Owners Noah Kuhns and Max Nelson will pack a lot into the 1,600-square-foot space, including produce from Utah farms. Pantry staples made by small, independent food producers, and pizza and bread baked on-site in a wood-fired oven also will be available.

The business partners picked the neighborhood because “a lot of cool stuff is going on, and we like the atmosphere that it provides,” said Kuhns, who lives nearby and has been involved in the food and beverage industry for many years

Nelson has been a head chef at several Salt Lake City area restaurants, and helped launch HSL, Nohm and Oquirrh.

More food businesses are coming as well, said Johnson.

A few doors south of the new market — on the west side of Jefferson Street — construction of a new commercial building is nearly complete. The street-level space of that two-story building will be home to a soon-to-be named restaurant with a patio.

And the old building behind Blue Copper Coffee, which previously was used for roasting beans, is being remodeled and soon will be another bar.

The market and the additional restaurants will gain thousands more potential customers with several multilevel housing developments under construction — or in the planning stages — in the Central Ninth neighborhood as well as the nearby Granary and Ballpark areas.

“There’s going to be a lot more feet on the ground,” Johnson said, “so it’s exciting to see the local eateries come to the neighborhood.”

In addition to those new developments, Johnson said, a “streetscape” project will launch this summer.

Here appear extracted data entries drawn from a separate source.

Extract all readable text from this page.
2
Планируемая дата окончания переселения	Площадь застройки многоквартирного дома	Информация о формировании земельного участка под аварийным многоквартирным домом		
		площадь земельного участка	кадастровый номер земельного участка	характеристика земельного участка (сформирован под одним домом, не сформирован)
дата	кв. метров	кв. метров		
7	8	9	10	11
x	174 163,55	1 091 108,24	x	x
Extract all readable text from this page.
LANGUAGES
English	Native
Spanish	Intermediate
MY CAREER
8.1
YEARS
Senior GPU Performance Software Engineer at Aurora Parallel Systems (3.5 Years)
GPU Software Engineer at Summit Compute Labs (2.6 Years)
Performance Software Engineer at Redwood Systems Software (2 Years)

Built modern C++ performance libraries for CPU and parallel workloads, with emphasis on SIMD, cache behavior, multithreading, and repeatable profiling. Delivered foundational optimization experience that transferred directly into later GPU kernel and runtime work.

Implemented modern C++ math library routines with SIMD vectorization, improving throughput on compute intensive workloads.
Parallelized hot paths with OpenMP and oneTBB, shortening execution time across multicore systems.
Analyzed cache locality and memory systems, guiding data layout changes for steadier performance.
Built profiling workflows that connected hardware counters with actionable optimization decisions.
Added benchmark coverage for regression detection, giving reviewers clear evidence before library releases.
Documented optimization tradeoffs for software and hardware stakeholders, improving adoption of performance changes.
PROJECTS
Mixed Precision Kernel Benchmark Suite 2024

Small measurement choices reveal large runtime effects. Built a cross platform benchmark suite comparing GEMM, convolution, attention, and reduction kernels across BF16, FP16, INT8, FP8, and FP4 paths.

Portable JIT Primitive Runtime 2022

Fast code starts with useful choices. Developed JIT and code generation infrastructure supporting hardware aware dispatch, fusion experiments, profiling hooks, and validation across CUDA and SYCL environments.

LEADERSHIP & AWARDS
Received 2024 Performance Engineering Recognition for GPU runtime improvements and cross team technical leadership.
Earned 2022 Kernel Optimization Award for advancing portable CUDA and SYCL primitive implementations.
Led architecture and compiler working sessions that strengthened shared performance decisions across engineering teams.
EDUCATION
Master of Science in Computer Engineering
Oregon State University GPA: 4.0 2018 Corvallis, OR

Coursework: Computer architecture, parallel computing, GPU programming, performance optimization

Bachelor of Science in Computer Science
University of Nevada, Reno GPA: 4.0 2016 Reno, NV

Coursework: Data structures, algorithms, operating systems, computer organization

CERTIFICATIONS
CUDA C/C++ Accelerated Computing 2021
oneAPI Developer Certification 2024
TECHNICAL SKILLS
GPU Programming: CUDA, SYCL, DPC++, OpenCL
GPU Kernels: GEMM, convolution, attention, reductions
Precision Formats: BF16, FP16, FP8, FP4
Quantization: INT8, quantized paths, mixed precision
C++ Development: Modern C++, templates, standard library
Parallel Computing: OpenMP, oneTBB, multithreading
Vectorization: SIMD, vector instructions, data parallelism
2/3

When completed (in about 18 months), it will become “the heart of our neighborhood.”

Parking will move into the middle of 900 South — stretching from 300 West to West Temple — and will double the number of parking spaces from 45 to 90. City crews also will upgrade utilities, bury power lines, create designated bike lanes, and add pedestrian-friendly walkways with trees and benches.

“The streetscape is a big deal,” he said, “it will create a walkable pedestrian green space that the neighborhood desperately needs.”